Tiba-tiba, pandangannya membeku. Di ambang pintu ballroom, sebuah sosok muncul, seolah melangkah keluar dari lukisan. Itu adalah Kim Jiwon. Dia tidak mengenakan gaun yang gemerlap atau perhiasan yang mencolok seperti wanita-wanita lain. Gaun malamnya sederhana, berwarna navy, dengan potongan elegan yang membalut tubuh rampingnya. Rambut hitamnya ditata rapi, membingkai wajahnya yang natural, tanpa riasan berlebihan. Ada pancaran kecerdasan dan ketenangan dari matanya yang besar, memancarkan aura berbeda dari gemerlap palsu di sekelilingnya.

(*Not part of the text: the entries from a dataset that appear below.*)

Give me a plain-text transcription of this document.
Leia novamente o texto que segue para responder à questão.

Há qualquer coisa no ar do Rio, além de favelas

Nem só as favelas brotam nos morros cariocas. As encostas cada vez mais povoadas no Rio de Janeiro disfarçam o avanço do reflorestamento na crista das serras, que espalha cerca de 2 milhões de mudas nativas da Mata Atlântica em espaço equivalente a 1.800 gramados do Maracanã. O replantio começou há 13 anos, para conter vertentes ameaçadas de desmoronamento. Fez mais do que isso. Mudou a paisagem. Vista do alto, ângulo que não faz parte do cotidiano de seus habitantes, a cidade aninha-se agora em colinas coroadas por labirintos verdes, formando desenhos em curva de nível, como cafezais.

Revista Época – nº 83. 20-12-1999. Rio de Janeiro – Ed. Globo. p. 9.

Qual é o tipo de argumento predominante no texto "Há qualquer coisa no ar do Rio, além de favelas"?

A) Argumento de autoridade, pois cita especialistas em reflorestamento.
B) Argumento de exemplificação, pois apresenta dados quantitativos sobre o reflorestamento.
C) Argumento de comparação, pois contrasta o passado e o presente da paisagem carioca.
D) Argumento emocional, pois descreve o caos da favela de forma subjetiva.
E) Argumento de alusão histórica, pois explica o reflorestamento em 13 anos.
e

Dia berjalan dengan anggun, sesekali tersenyum ramah pada beberapa kolega yang menyapanya, namun senyumnya tulus, bukan senyum yang dilatih untuk menarik perhatian.
Soohyun merasakan sesuatu yang aneh. Sebuah sentakan di dadanya, seperti gelombang listrik halus yang menjalari tubuhnya. Ini bukan sekadar ketertarikan fisik biasa yang sering ia rasakan. Ini lebih dalam, lebih kuat, dan sedikit mengganggu. Jiwon memancarkan aura yang berbeda, sebuah kemurnian yang jarang ia temukan di dunia yang penuh intrik ini. Dia terlihat.. asli.
"Siapa wanita itu?" Soohyun bertanya, suaranya sedikit lebih tajam dari biasanya, berhasil menarik perhatian asisten setianya, Lee Jungwoo, yang berdiri di belakangnya.
Jungwoo, seorang pria cekatan yang selalu siap sedia, segera mengalihkan pandangannya mengikuti arah pandang Soohyun. "Nona Kim Jiwon, Tuan Kim. Dia adalah kepala arsitek dari D&C Architects. Mereka baru saja memenangkan tender proyek pembangunan ulang distrik tua."
Soohyun tidak mengedipkan mata. Nama itu, posisi itu, langsung memicu kalkulasi dalam benaknya. "D&C Architects, katamu? Menarik," ujarnya, kini senyum tipis yang berbeda terukir di bibirnya. Bukan senyum angkuh, melainkan senyum seorang predator yang telah menemukan mangsanya. "Aku ingin semua informasi tentang dia. Riwayat karier, latar belakang pendidikan, bahkan.. status pribadinya. Detil. Dan aku ingin itu di mejaku besok pagi."